In four pages, Joseph E. Stiglitz succinctly catalogs what Shep and I (and most of liberal blogtopia) have been bitching about for the last four years. Bush will not only put Hoover's memory as a destroyer of the American Dream to shame, but it will take a generation to recover from the mess.
But what's worse, the tragic consequences of the reign of irresponsibility stands in contrast to what could have been, the opportunities squandered. Clinton handed Bush a booming economy with a budget surplus. The country united behind Bush in the days and weeks after 9/11 like few leaders have ever experience anywhere at any time. Instead of galvanizing in common cause, Bush told us to go shopping, and we did, on credit, just like the US Treasury.
God, what could have been...
It is natural to wonder, What would this money have bought if we had spent it on other things? U.S. aid to all of Africa has been hovering around $5 billion a year, the equivalent of less than two weeks of direct Iraq-war expenditures. The president made a big deal out of the financial problems facing Social Security, but the system could have been repaired for a century with what we have bled into the sands of Iraq.

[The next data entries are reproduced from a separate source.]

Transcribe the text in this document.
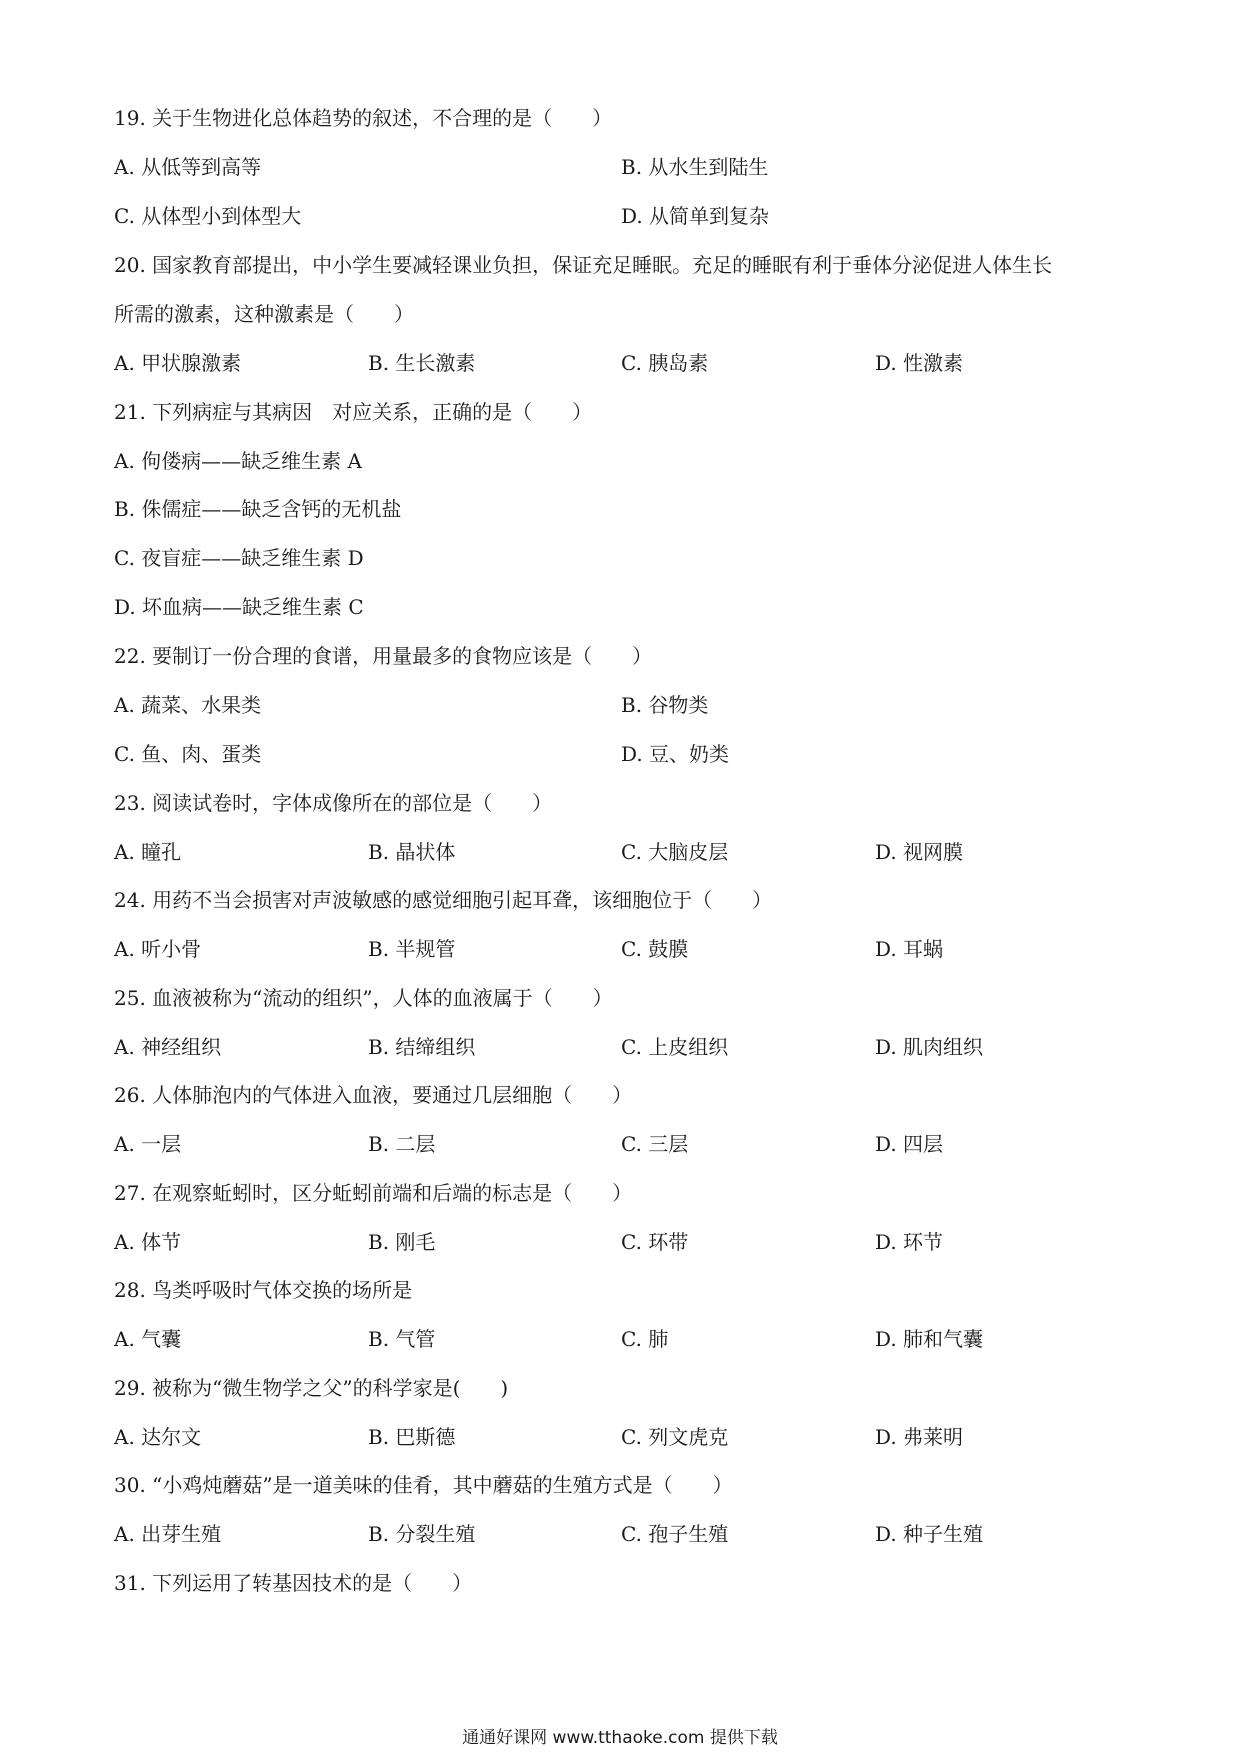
19. 关于生物进化总体趋势的叙述，不合理的是（　　）
A. 从低等到高等	B. 从水生到陆生
C. 从体型小到体型大	D. 从简单到复杂
20. 国家教育部提出，中小学生要减轻课业负担，保证充足睡眠。充足的睡眠有利于垂体分泌促进人体生长
所需的激素，这种激素是（　　）
A. 甲状腺激素	B. 生长激素	C. 胰岛素	D. 性激素
21. 下列病症与其病因　对应关系，正确的是（　　）
A. 佝偻病——缺乏维生素 A
B. 侏儒症——缺乏含钙的无机盐
C. 夜盲症——缺乏维生素 D
D. 坏血病——缺乏维生素 C
22. 要制订一份合理的食谱，用量最多的食物应该是（　　）
A. 蔬菜、水果类	B. 谷物类
C. 鱼、肉、蛋类	D. 豆、奶类
23. 阅读试卷时，字体成像所在的部位是（　　）
A. 瞳孔	B. 晶状体	C. 大脑皮层	D. 视网膜
24. 用药不当会损害对声波敏感的感觉细胞引起耳聋，该细胞位于（　　）
A. 听小骨	B. 半规管	C. 鼓膜	D. 耳蜗
25. 血液被称为“流动的组织”，人体的血液属于（　　）
A. 神经组织	B. 结缔组织	C. 上皮组织	D. 肌肉组织
26. 人体肺泡内的气体进入血液，要通过几层细胞（　　）
A. 一层	B. 二层	C. 三层	D. 四层
27. 在观察蚯蚓时，区分蚯蚓前端和后端的标志是（　　）
A. 体节	B. 刚毛	C. 环带	D. 环节
28. 鸟类呼吸时气体交换的场所是
A. 气囊	B. 气管	C. 肺	D. 肺和气囊
29. 被称为“微生物学之父”的科学家是(　　)
A. 达尔文	B. 巴斯德	C. 列文虎克	D. 弗莱明
30. “小鸡炖蘑菇”是一道美味的佳肴，其中蘑菇的生殖方式是（　　）
A. 出芽生殖	B. 分裂生殖	C. 孢子生殖	D. 种子生殖
31. 下列运用了转基因技术的是（　　）
通通好课网 www.tthaoke.com 提供下载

Had even a fraction of that $2 trillion been spent on investments in education and technology, or improving our infrastructure, the country would be in a far better position economically to meet the challenges it faces in the future, including threats from abroad. For a sliver of that $2 trillion we could have provided guaranteed access to higher education for all qualified Americans.He points out that the economic transformation from the 90's to now is the biggest swing in fiscal policy and consequences since we went from the Depression to World War II -- but I would note that we're going in the reverse direction.

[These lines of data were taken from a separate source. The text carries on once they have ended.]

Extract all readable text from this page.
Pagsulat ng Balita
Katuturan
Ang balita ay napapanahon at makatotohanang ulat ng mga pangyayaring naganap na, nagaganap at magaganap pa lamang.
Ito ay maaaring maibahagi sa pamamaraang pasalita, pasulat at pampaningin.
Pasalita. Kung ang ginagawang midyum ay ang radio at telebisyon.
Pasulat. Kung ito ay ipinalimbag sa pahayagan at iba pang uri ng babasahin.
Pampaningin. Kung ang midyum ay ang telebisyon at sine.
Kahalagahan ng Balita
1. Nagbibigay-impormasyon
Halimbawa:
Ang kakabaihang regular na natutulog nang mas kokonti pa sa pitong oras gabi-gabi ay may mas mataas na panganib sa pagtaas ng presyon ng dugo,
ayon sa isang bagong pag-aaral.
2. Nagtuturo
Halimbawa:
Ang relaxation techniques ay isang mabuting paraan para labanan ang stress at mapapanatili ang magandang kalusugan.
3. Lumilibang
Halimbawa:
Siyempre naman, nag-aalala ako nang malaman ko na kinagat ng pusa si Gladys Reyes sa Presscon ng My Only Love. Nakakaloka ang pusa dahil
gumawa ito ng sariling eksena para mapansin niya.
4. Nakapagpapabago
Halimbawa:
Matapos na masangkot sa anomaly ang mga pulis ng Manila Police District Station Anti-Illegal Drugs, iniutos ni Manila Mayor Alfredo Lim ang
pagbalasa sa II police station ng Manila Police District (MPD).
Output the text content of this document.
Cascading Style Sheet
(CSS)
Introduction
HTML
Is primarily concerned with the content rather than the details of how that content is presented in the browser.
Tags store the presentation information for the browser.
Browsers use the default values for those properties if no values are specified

Stiglitz lays it all out so well, so completely, a mere excerpt cannot possibly do the article justice. It's a devastating synopsis to everything wrong with everything Bushenomics has wrought. I understand that economic talk makes a lot of folks eyes glaze over. Well that's just Tuff! Read It! All of it, especially if you ever contemplated giving Bush the benefit of the doubt.
Read it, it's good for you. Adult beverages are recommended, but not required. Doom is in the air, since the aptly named "Shitpile" (all that bad debt coming due that was sold as assets and not the crap it was) is about to make the biggest, smelliest "Splat!" ever. Knowing why we're about to go "thud!" won't stop the "hard landing" of the US economy as it absorbs record foreclosures and Bankruptcies next year. But it might keep our eye on the ball, fixing the problem instead of blaming (and arguing about) the wrong parties. This is and will always be Bush's fault, but it's all of our problem.
Despite the collective wisdom of Digby, Atrios and the usual suspects that the chattering Villagers may make a game of it and try to blame the next POTUS, it won't stick. Bush's miserable failings are so apparent, so obviously detrimental to the fabric of our society nobody who changes course from the current stupidity will be blamed for at least trying to fix things, even though we're undoubtedly in for some pain.
What's a shame is that any administration that is serious about fixing things, and not preoccupied with the Villagers or the sad fact that Every Year is an Election Year, they are probably doomed to be a one-termer -- because Digby is right in this (what a surprise). The Villagers will make the next President's job absolute hell, especially if he or she actually tries to do their job.